A zooming action will affect only the pointed fragment, while the surrounding context will remain unchanged. Thus, the reader will have continuously on the screen a single "page" where the fragments are dynamically displayed and hidden, in a relatively stable context (figures 3, 4 and 5).
^Z-writing
The z-writing procedure consists of successive expansions starting from a shorter, abridged description. This type of layout evokes Geertz's (1973) "thick description" in his interpretation of cultures, and the detection of a "stratified hierarchy of meaningful structures” in the observed object. Z-writing implies the construction of a "scalable" structure (each scale or level represents a certain degree of detail or signification) which will subsequently support the zooming-in and out exploration of the text (Fig. 6).

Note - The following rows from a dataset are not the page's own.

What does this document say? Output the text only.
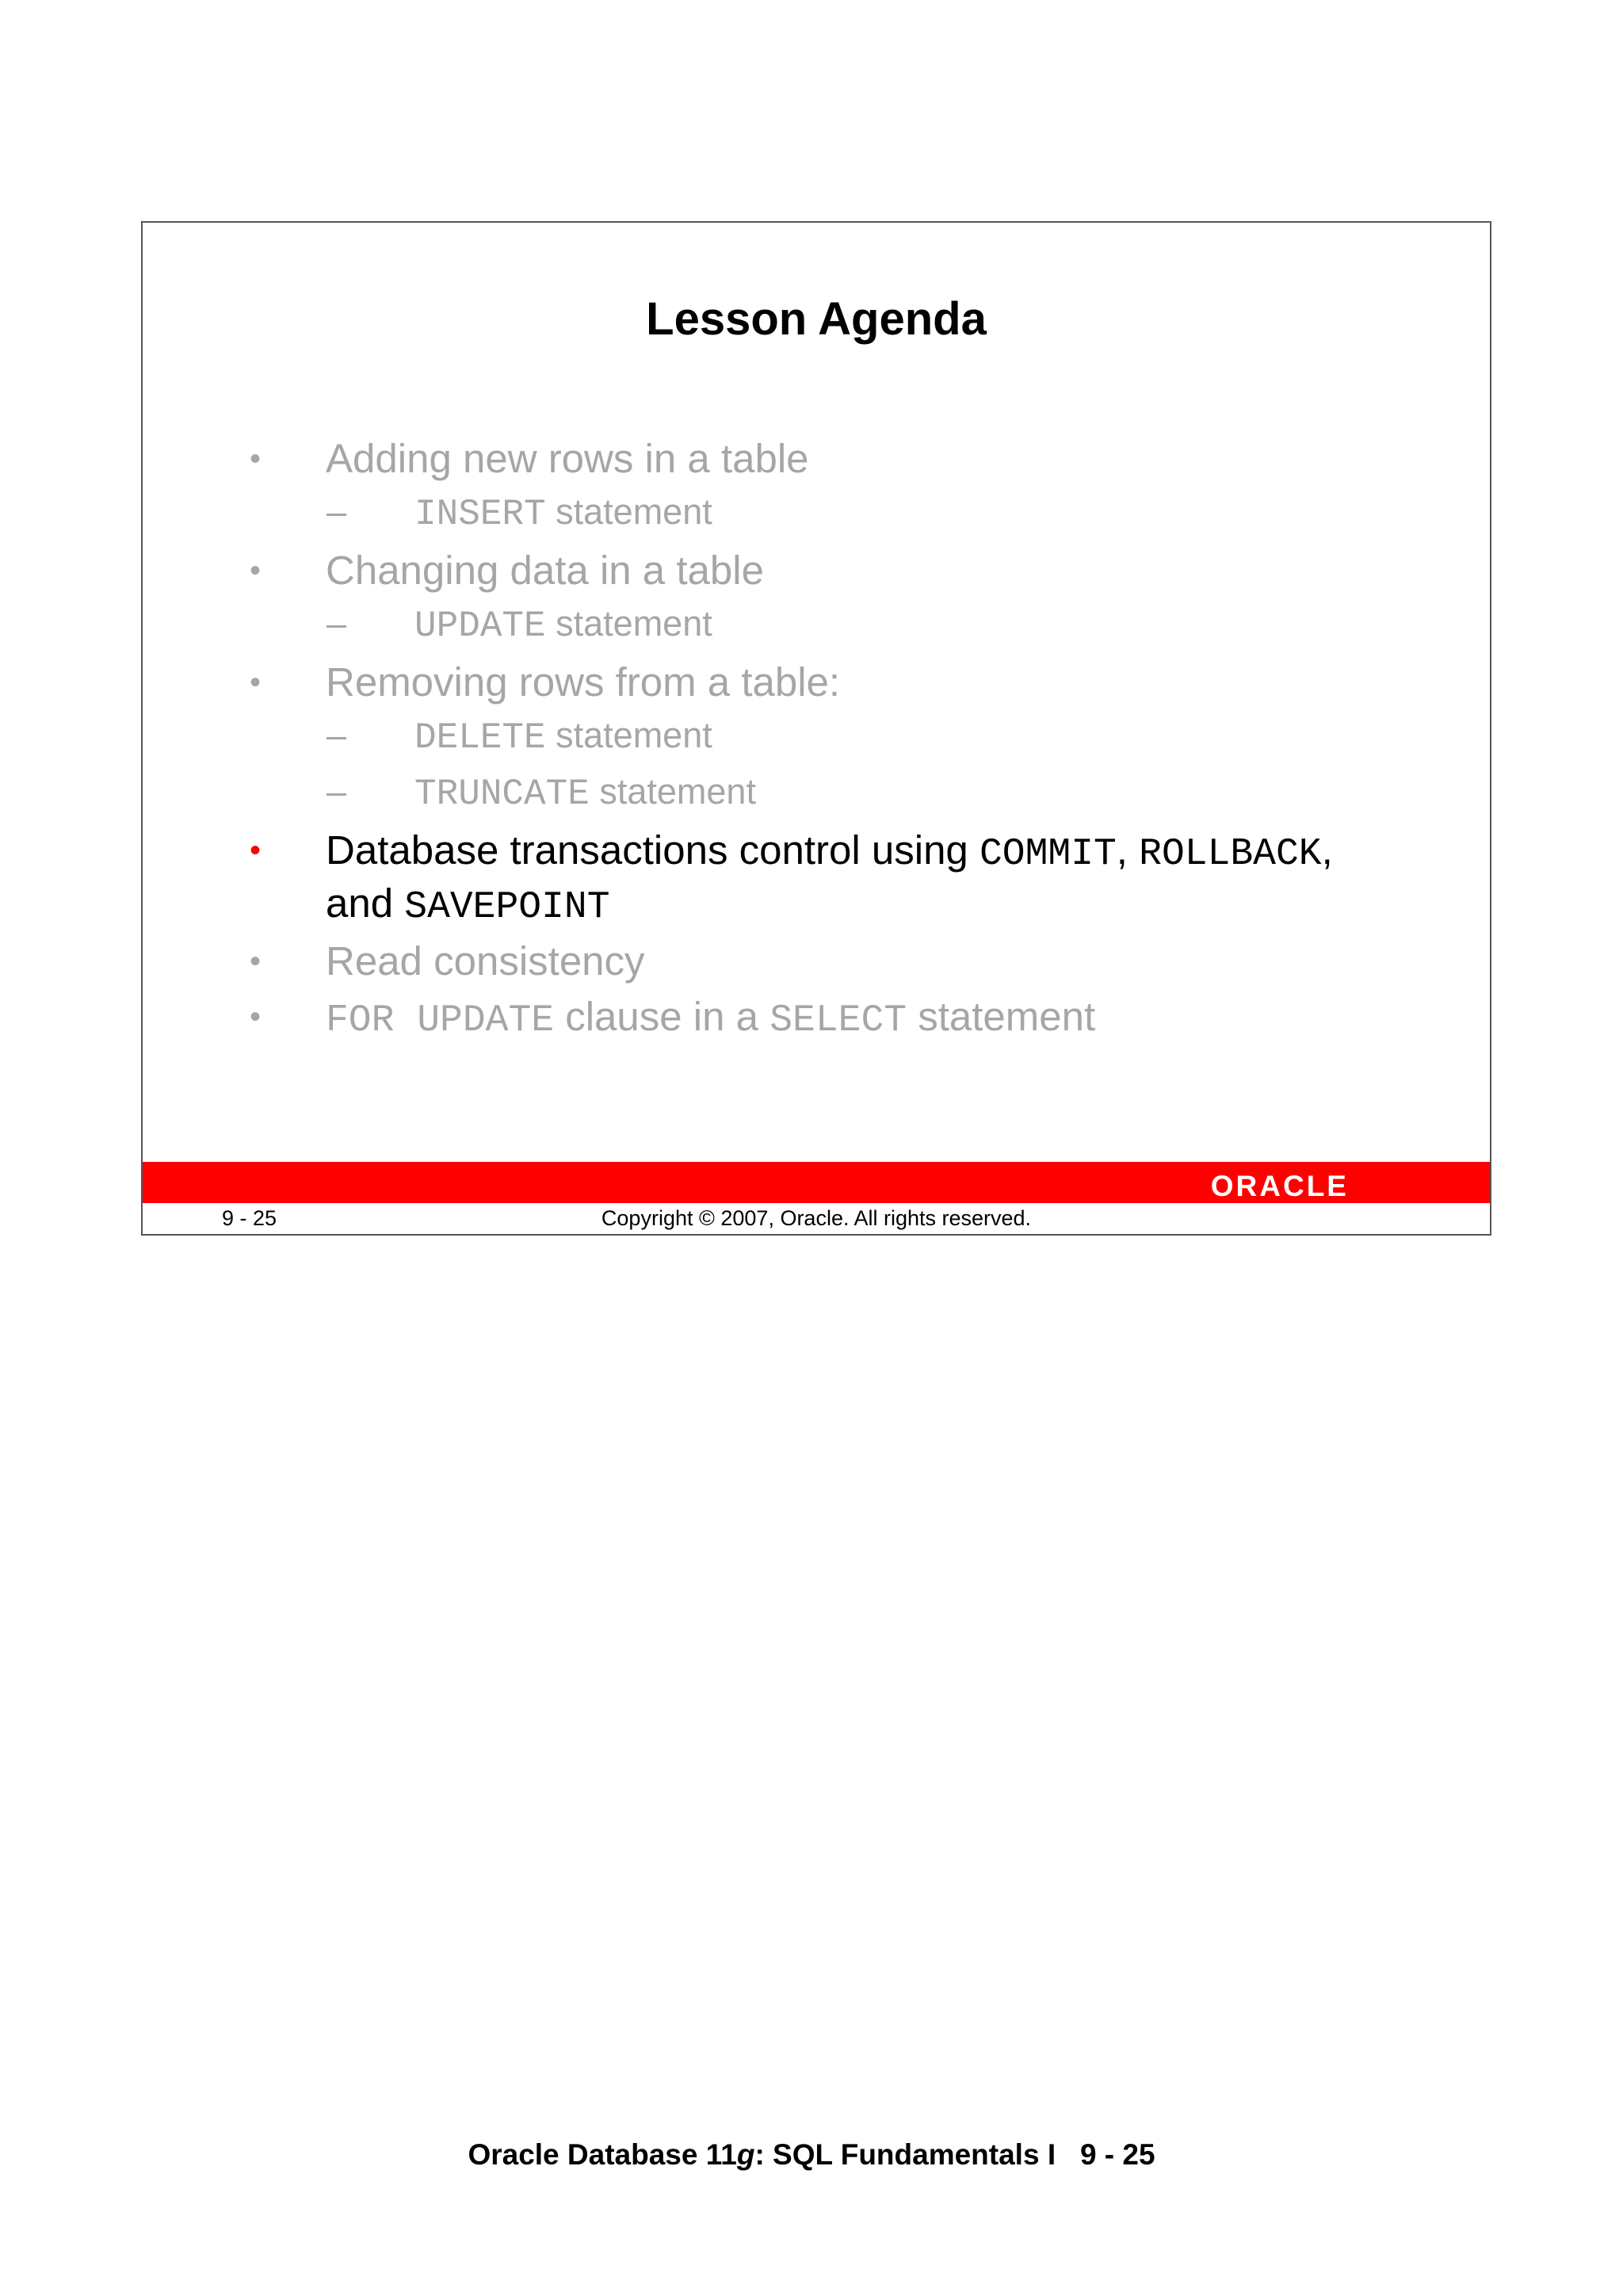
Lesson Agenda
•	Adding new rows in a table
– INSERT statement
•	Changing data in a table
– UPDATE statement
•	Removing rows from a table:
– DELETE statement
– TRUNCATE statement
•	Database transactions control using COMMIT, ROLLBACK,
and SAVEPOINT
•	Read consistency
•	FOR UPDATE clause in a SELECT statement
ORACLE
9 - 25	Copyright © 2007, Oracle. All rights reserved.
Oracle Database 11g: SQL Fundamentals I   9 - 25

^Multidimensional textual space
The 3D layout of the z-text model could be expanded to a "multidimensional space", if different types of magnifying glass are considered. For instance, the red, green and yellow ones in figure 2, which may involve multiple perspectives, such as the red, green and yellow books in Pavić's (1989) Dictionary of the Khazars. Zooming on the same fragment, but with different magnifying glasses will display different types of details, allowing for a multi-path or branching z-reading experience. From the authorial perspective, the possibility of multiple ways of expanding a given fragment in the z-writing process may permit the multiplication of points of view.
^Possible applications
Starting from these hypotheses, we could imagine some possible domains of application of the z-text model, such as:
- creative writing (using the zoom-editor for recording successive versions of a text, and the mechanism of zooming-in and out as a strategy of storytelling);
- literary criticism (structuring the analysis and critical commentaries of a given text on gradual layers of interpretation and according to different points of view and perspectives);
- pedagogic design (organising the argumentative framework on types of explicative elements and levels of complexity, e.g. from simple to complex, from abridged to detailed, from global to local, from general to specific).
Acknowledgment
The project was initiated as a PhD research in Comparative Literature at the University of Montreal, under the supervision of Prof. Dr. Jean-Claude Guédon.